A TAKE-AWAY in Thomondgate has been fined €50 after one of its regulars bit into a piece of plastic in his 16-inch pepperoni pizza.
Customer Marcos Nanning told Limerick District Court that he purchased the pizza just before 8pm from the House Pizza take-away on Shelbourne Avenue in Thomondgate on April 17, 2013, on his way home from work that evening.
Taking to the stand, he said when he bit into the pepperoni, chicken and cheese pizza, he found something hard and initially thought it may have been an over-cooked piece of chicken.
He rang Citizens Information, who informed him to contact the HSE officer on the Dock Road, and he signed a food complaint receipt on April 19, after bringing in the “foreign object” and the remaining slice and a half of pizza.
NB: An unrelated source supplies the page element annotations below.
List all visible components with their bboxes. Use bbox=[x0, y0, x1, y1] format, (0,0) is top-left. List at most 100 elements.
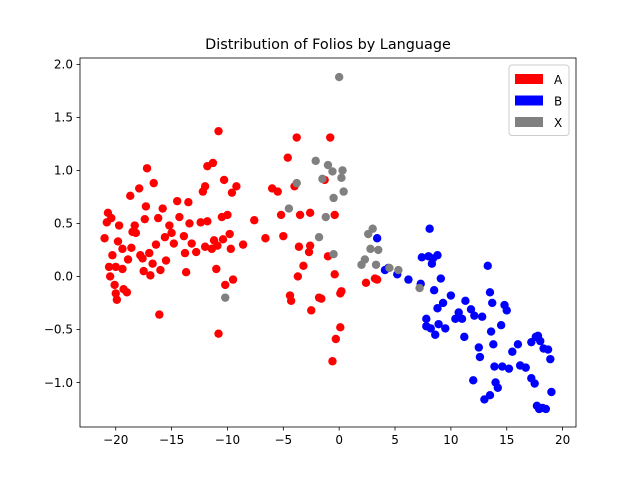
data-point-a-47 bbox=[179, 231, 189, 241]
data-point-a-65 bbox=[214, 329, 223, 338]
data-point-b-45 bbox=[498, 362, 507, 371]
data-point-a-26 bbox=[136, 251, 145, 260]
data-point-a-88 bbox=[293, 272, 303, 281]
data-point-a-69 bbox=[221, 280, 230, 290]
legend-label-b: B bbox=[554, 95, 562, 109]
data-point-b-33 bbox=[477, 312, 487, 321]
data-point-b-65 bbox=[546, 354, 555, 364]
data-point-a-28 bbox=[141, 202, 151, 211]
data-point-a-8 bbox=[111, 289, 120, 298]
data-point-b-18 bbox=[434, 319, 443, 329]
data-point-a-52 bbox=[191, 247, 201, 257]
data-point-a-75 bbox=[232, 182, 241, 191]
data-point-a-23 bbox=[135, 184, 144, 193]
data-point-a-27 bbox=[140, 214, 149, 224]
data-point-a-49 bbox=[184, 198, 193, 207]
x-tick-label: 15 bbox=[499, 433, 514, 447]
data-point-a-100 bbox=[326, 133, 335, 142]
data-point-x-7 bbox=[321, 212, 330, 222]
data-point-a-104 bbox=[331, 334, 341, 344]
data-point-a-42 bbox=[167, 228, 176, 238]
data-point-x-24 bbox=[415, 283, 424, 293]
data-point-a-37 bbox=[156, 265, 165, 275]
data-point-a-40 bbox=[161, 256, 171, 265]
data-point-b-39 bbox=[488, 298, 497, 308]
data-point-a-83 bbox=[283, 153, 292, 162]
data-point-b-25 bbox=[457, 314, 467, 324]
data-point-a-94 bbox=[305, 208, 315, 218]
data-point-b-0 bbox=[372, 234, 382, 243]
data-point-a-91 bbox=[299, 261, 308, 271]
legend-swatch-x bbox=[515, 117, 543, 127]
data-point-a-77 bbox=[250, 216, 259, 225]
data-point-a-68 bbox=[219, 175, 229, 185]
data-point-a-33 bbox=[149, 178, 158, 188]
data-point-a-92 bbox=[304, 247, 314, 257]
data-point-x-1 bbox=[284, 204, 294, 213]
data-point-b-52 bbox=[521, 363, 530, 372]
data-point-b-35 bbox=[483, 261, 492, 271]
data-point-a-106 bbox=[336, 323, 345, 332]
data-point-b-16 bbox=[433, 304, 442, 313]
data-point-a-102 bbox=[330, 210, 339, 220]
data-point-a-48 bbox=[181, 267, 191, 277]
data-point-b-30 bbox=[470, 311, 479, 320]
data-point-b-26 bbox=[460, 332, 469, 342]
data-point-a-110 bbox=[372, 275, 382, 284]
data-point-a-10 bbox=[104, 262, 114, 272]
data-point-a-14 bbox=[118, 264, 127, 274]
legend-label-x: X bbox=[554, 116, 562, 130]
data-point-a-20 bbox=[127, 243, 136, 252]
data-point-a-6 bbox=[111, 262, 120, 272]
data-point-b-7 bbox=[422, 314, 431, 324]
data-point-x-5 bbox=[318, 174, 327, 184]
data-point-a-16 bbox=[122, 288, 132, 297]
data-point-a-80 bbox=[273, 187, 282, 196]
legend-label-a: A bbox=[554, 73, 563, 87]
data-point-b-64 bbox=[543, 345, 553, 354]
data-point-b-17 bbox=[433, 251, 442, 260]
data-point-a-95 bbox=[307, 306, 316, 315]
data-point-a-30 bbox=[145, 248, 154, 258]
data-point-b-10 bbox=[425, 224, 434, 233]
data-point-b-21 bbox=[441, 324, 450, 333]
data-point-b-4 bbox=[404, 275, 413, 284]
data-point-b-19 bbox=[436, 274, 446, 283]
data-point-b-32 bbox=[475, 352, 485, 362]
data-point-a-41 bbox=[165, 221, 174, 230]
data-point-a-0 bbox=[100, 234, 109, 243]
x-tick-label: −5 bbox=[274, 433, 292, 447]
data-point-a-93 bbox=[305, 241, 315, 250]
data-point-x-0 bbox=[221, 293, 230, 302]
data-point-x-19 bbox=[368, 224, 377, 233]
x-tick-label: 5 bbox=[391, 433, 399, 447]
data-point-a-35 bbox=[154, 213, 163, 223]
data-point-b-55 bbox=[530, 379, 539, 388]
axes: −20 −15 −10 −5 0 5 10 15 20 −1.0 −0.5 0.0 0.5 1.0 1.5 2… bbox=[44, 57, 577, 447]
data-point-b-37 bbox=[485, 288, 495, 297]
data-point-a-36 bbox=[155, 310, 164, 319]
data-point-a-39 bbox=[160, 233, 170, 242]
x-tick-label: 10 bbox=[443, 433, 458, 447]
data-point-x-8 bbox=[328, 167, 337, 176]
data-point-x-3 bbox=[311, 156, 320, 166]
data-point-x-16 bbox=[360, 255, 370, 264]
data-point-b-11 bbox=[426, 324, 435, 333]
data-point-b-24 bbox=[454, 308, 463, 317]
data-point-x-13 bbox=[339, 187, 348, 196]
data-point-a-82 bbox=[279, 231, 288, 241]
data-point-x-21 bbox=[374, 245, 383, 255]
data-point-b-50 bbox=[513, 340, 523, 349]
data-point-x-4 bbox=[314, 233, 324, 242]
data-point-a-17 bbox=[123, 255, 133, 264]
data-point-a-55 bbox=[200, 182, 210, 191]
data-point-a-64 bbox=[214, 126, 223, 136]
data-point-a-56 bbox=[200, 242, 210, 251]
data-point-x-22 bbox=[385, 263, 394, 273]
data-point-x-6 bbox=[323, 160, 333, 170]
data-point-a-13 bbox=[118, 244, 127, 254]
chart-title: Distribution of Folios by Language bbox=[205, 37, 451, 53]
data-point-x-12 bbox=[338, 166, 347, 175]
data-point-a-12 bbox=[114, 221, 124, 230]
data-point-a-50 bbox=[185, 219, 194, 228]
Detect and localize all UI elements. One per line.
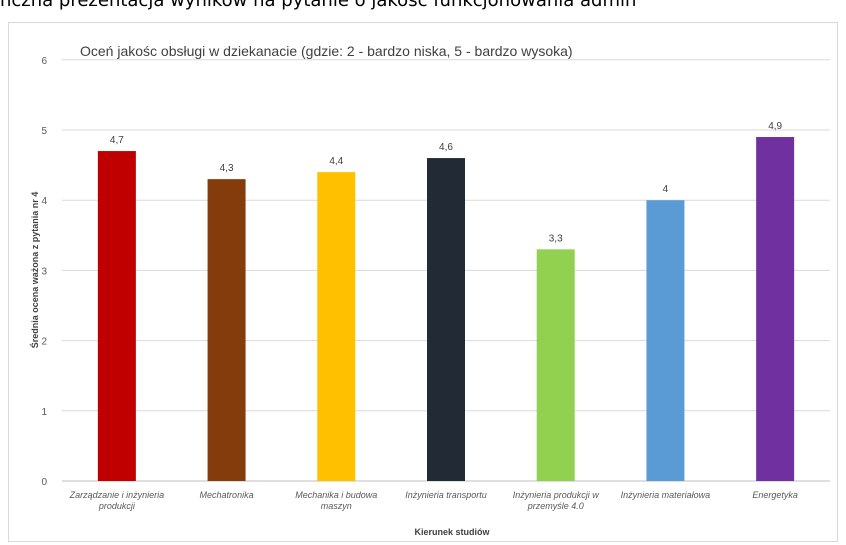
data-label: 4,7 xyxy=(110,135,124,146)
x-category-label: Inżynieria produkcji w przemyśle 4.0 xyxy=(513,490,600,511)
data-label: 3,3 xyxy=(549,233,563,244)
y-tick-label: 0 xyxy=(41,477,47,488)
bar xyxy=(97,151,136,481)
bars xyxy=(97,137,795,481)
bar xyxy=(646,200,685,481)
page-heading: nczna prezentacja wyników na pytanie o j… xyxy=(0,0,637,11)
bar xyxy=(427,158,465,481)
data-label: 4,4 xyxy=(329,156,343,167)
bar xyxy=(207,179,246,481)
x-category-label: Mechatronika xyxy=(200,490,254,500)
y-tick-label: 1 xyxy=(41,407,47,418)
x-category-label: Mechanika i budowa maszyn xyxy=(295,490,377,511)
y-axis-ticks: 0 1 2 3 4 5 6 xyxy=(41,56,47,488)
chart-title: Oceń jakośc obsługi w dziekanacie (gdzie… xyxy=(80,43,573,59)
y-tick-label: 2 xyxy=(41,337,47,348)
bar xyxy=(756,137,795,481)
chart-frame xyxy=(8,22,838,542)
y-tick-label: 5 xyxy=(41,126,47,137)
x-category-label: Inżynieria materiałowa xyxy=(621,490,711,500)
x-axis-label: Kierunek studiów xyxy=(414,527,490,537)
x-category-label: Zarządzanie i inżynieria produkcji xyxy=(69,490,165,511)
y-tick-label: 3 xyxy=(41,266,47,277)
bar xyxy=(317,172,356,481)
data-label: 4,3 xyxy=(220,163,234,174)
y-axis-label: Średnia ocena ważona z pytania nr 4 xyxy=(29,192,40,349)
y-tick-label: 4 xyxy=(41,196,47,207)
x-category-label: Energetyka xyxy=(752,490,798,500)
bar xyxy=(536,249,575,481)
x-axis-categories: Zarządzanie i inżynieria produkcji Mechatr… xyxy=(69,490,798,511)
y-tick-label: 6 xyxy=(41,56,47,67)
data-label: 4,9 xyxy=(768,121,782,132)
data-label: 4,6 xyxy=(439,142,453,153)
x-category-label: Inżynieria transportu xyxy=(405,490,487,500)
data-labels: 4,7 4,3 4,4 4,6 3,3 4 4,9 xyxy=(110,121,783,244)
data-label: 4 xyxy=(663,184,669,195)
Lorraine Tubridy, the environmental health officer, said when she visited the take-away she found that the piece of plastic appeared to match a chipped container in the fridge, which contained the chicken pieces.
The items were sent to Galway for testing, however Ms Tubridy told the court that the container wasn’t examined as it had been “misplaced” in the offices in Ennis during the flooding.
Dr Andrew Flanagan analysed the items in the HSE laboratory in Galway and said this type of plastic is made to withstand high temperatures, particularly in cleaning.
John Devane, solicitor for the defendant, pizza house proprietor Bilal Jahid, said plastic disintegrates in temperatures above 170 degrees Celsius.
However, the court heard that the oven used in the take-way cooks pizza for six minutes at 540 degrees Celsius. Dr Flanagan said this piece of plastic would only “soften slightly” at 550 degrees.
Mr Devane said no other complaints have been made against the premises, which has been in operation for over two years.
Mr Jahid told the court that while one person makes the pizza, another person cuts the pizza and should have noticed the unusual topping.
The court heard Ms Trubridy visited the premises on numerous occasions, and “everything was in order”.
Judge Eugene O’Kelly said the complainant “had no reason to make this story up, and was not looking for compensation.”
The owner of the premises faced penalties of up to €5,000, and a term of imprisonment of up to three months for being in breach of food safety regulatons.
Judge O’Kelly granted costs of nearly €1,500 against the owner, and imposed a €50 fine, with 16 weeks to pay.
He said this was an “isolated and unforunate incident”.